In his 50th annual letter to shareholders, Berkshire Hathaway chairman Warren Buffett spoke about the company’s next 50 years.
He’s confident that Berkshire won’t experience major financial problems and that the company’s value will continue to grow over time.
Buffett also had some advice for investors that want to buy into the company.
Here’s what Buffett would like investors to consider before buying Berkshire stock:
- Don’t buy the stock if the price is too high. He writes: “If an investor’s entry point into Berkshire stock is unusually high — at a price, say, approaching double book value, which Berkshire shares have occasionally reached — it may well be many years before the investor can realise a profit.” If the price is slightly above the level at which Berkshire would repurchase its shares, then investors should profit “within a reasonable period of time.”
- If your plan is to sell the stock within two years of buying, Buffett says you’re on your own. That’s because your returns would depend more on how the broader stock market performs than on the value of your Berkshire shares within that short period. “Since I know of no way to reliably predict market movements, I recommend that you purchase Berkshire shares only if you expect to hold them for at least five years,” he writes. “Those who seek short-term profits should look elsewhere.”
- Berkshire shares should not be bought with leverage.
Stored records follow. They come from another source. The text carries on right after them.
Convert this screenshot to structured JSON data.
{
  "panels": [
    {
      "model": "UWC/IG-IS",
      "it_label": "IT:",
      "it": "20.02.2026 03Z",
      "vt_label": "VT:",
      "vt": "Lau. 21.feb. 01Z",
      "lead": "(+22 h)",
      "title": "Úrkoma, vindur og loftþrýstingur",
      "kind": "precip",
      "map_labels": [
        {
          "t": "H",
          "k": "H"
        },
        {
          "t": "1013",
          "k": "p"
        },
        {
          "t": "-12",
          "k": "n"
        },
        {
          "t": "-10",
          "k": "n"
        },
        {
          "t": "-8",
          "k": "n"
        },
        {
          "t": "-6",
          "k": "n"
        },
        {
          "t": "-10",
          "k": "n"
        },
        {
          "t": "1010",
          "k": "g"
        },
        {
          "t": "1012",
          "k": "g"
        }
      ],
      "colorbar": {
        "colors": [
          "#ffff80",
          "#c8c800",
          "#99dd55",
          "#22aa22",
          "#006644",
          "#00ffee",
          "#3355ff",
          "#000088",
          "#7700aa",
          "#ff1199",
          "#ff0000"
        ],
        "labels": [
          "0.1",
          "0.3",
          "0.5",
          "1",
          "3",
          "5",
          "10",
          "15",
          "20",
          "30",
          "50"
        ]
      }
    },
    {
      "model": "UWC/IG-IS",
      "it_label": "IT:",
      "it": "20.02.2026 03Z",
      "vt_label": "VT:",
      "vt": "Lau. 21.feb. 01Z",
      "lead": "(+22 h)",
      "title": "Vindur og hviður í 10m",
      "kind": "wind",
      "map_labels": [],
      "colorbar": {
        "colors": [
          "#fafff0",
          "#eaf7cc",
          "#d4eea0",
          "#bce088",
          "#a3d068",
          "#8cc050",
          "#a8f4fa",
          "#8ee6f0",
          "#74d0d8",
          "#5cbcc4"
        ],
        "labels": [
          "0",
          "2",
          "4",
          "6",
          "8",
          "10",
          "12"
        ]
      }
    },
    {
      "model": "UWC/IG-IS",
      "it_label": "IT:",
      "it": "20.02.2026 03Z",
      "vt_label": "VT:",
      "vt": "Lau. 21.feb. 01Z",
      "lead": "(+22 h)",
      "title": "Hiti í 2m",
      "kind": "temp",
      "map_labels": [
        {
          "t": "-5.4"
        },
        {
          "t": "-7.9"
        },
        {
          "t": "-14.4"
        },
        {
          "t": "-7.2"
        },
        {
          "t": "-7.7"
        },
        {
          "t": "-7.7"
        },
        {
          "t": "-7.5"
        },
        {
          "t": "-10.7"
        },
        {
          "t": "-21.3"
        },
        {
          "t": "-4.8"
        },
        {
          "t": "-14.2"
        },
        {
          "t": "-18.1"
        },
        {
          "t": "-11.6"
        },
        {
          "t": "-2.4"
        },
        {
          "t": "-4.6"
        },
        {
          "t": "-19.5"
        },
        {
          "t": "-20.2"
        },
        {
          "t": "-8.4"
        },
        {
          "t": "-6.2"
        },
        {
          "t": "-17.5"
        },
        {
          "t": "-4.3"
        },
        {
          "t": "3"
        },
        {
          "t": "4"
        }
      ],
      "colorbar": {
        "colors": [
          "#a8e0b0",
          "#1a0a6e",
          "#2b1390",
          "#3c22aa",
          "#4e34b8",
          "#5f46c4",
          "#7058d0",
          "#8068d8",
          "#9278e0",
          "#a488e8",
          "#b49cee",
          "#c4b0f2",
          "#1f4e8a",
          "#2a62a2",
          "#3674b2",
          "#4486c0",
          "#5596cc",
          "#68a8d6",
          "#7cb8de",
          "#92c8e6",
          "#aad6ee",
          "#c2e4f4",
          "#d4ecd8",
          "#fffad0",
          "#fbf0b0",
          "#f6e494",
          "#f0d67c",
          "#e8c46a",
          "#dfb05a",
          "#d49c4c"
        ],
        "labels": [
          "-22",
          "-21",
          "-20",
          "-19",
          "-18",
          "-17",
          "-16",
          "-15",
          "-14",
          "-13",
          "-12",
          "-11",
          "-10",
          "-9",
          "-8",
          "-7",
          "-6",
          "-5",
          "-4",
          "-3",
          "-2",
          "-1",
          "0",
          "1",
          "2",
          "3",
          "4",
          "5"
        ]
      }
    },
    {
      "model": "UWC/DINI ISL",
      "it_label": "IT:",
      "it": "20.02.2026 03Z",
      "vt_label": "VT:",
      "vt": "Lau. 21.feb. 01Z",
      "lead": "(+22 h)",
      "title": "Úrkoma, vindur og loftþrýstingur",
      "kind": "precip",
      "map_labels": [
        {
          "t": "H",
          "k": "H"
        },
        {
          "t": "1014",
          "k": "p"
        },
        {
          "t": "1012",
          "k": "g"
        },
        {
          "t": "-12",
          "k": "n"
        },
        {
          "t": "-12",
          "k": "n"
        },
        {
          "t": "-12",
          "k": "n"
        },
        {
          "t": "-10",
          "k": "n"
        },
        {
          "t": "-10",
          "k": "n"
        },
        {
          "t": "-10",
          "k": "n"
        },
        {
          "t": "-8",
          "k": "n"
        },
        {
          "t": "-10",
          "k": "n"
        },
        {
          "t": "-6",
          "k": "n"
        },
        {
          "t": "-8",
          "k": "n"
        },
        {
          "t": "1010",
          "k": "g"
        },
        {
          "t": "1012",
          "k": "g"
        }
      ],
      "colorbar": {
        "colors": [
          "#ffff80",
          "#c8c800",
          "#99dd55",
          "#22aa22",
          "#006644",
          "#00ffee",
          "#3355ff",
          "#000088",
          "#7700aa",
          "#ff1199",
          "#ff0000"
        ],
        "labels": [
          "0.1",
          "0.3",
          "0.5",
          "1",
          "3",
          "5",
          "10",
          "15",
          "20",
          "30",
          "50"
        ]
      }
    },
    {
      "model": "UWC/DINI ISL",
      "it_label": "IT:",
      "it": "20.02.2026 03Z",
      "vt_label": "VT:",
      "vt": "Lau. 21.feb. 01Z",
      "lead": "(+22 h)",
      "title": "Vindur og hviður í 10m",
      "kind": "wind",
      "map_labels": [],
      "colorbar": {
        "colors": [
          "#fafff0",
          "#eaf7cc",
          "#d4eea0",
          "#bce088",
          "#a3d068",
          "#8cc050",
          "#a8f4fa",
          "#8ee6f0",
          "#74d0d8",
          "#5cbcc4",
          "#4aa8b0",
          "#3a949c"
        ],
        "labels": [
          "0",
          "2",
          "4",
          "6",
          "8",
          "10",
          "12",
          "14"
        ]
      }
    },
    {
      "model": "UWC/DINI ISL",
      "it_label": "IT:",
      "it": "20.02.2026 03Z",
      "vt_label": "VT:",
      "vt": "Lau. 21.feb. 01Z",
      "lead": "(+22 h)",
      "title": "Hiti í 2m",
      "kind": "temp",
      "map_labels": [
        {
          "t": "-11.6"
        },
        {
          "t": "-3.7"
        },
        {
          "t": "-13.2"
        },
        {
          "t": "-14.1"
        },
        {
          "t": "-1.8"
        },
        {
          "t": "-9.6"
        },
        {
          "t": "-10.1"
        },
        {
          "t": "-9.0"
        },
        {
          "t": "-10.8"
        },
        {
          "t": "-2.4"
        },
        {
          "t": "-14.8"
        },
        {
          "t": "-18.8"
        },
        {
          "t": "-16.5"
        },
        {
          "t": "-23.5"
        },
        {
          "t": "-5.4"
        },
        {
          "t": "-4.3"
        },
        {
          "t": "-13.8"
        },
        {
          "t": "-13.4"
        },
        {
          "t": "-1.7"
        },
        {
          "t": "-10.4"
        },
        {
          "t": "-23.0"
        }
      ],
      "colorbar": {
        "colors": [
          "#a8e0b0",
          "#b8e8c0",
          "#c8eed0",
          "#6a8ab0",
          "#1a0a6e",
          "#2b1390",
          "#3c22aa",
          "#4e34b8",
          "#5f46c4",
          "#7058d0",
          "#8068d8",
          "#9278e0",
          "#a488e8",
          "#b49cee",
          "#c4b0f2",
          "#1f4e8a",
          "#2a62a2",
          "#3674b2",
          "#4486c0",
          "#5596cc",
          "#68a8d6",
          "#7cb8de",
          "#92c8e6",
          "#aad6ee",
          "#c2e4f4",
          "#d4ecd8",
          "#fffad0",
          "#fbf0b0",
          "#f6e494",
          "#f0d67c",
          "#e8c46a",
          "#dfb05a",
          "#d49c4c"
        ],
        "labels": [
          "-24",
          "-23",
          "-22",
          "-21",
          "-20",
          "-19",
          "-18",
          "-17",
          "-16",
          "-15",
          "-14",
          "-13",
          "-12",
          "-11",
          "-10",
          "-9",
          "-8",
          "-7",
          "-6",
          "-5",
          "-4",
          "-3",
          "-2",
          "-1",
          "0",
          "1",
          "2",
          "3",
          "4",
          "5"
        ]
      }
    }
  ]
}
No one knows when the next big market crash will happen, and since 1965, stocks have fallen more than 50% from their top three times. Whenever something similar happens again, Buffett says Berkshire shareholders should be mostly fine, but it will be “disastrous” for speculators using borrowed money.
Berkshire’s Class A shares, at over $US220,000 a piece, are the priciest in the world. The more-affordable Class B shares were trading little changed at around $US146 per share on Monday afternoon.
So, even though you’ll never invest like Buffett, these are his tips for maybe profiting from his company.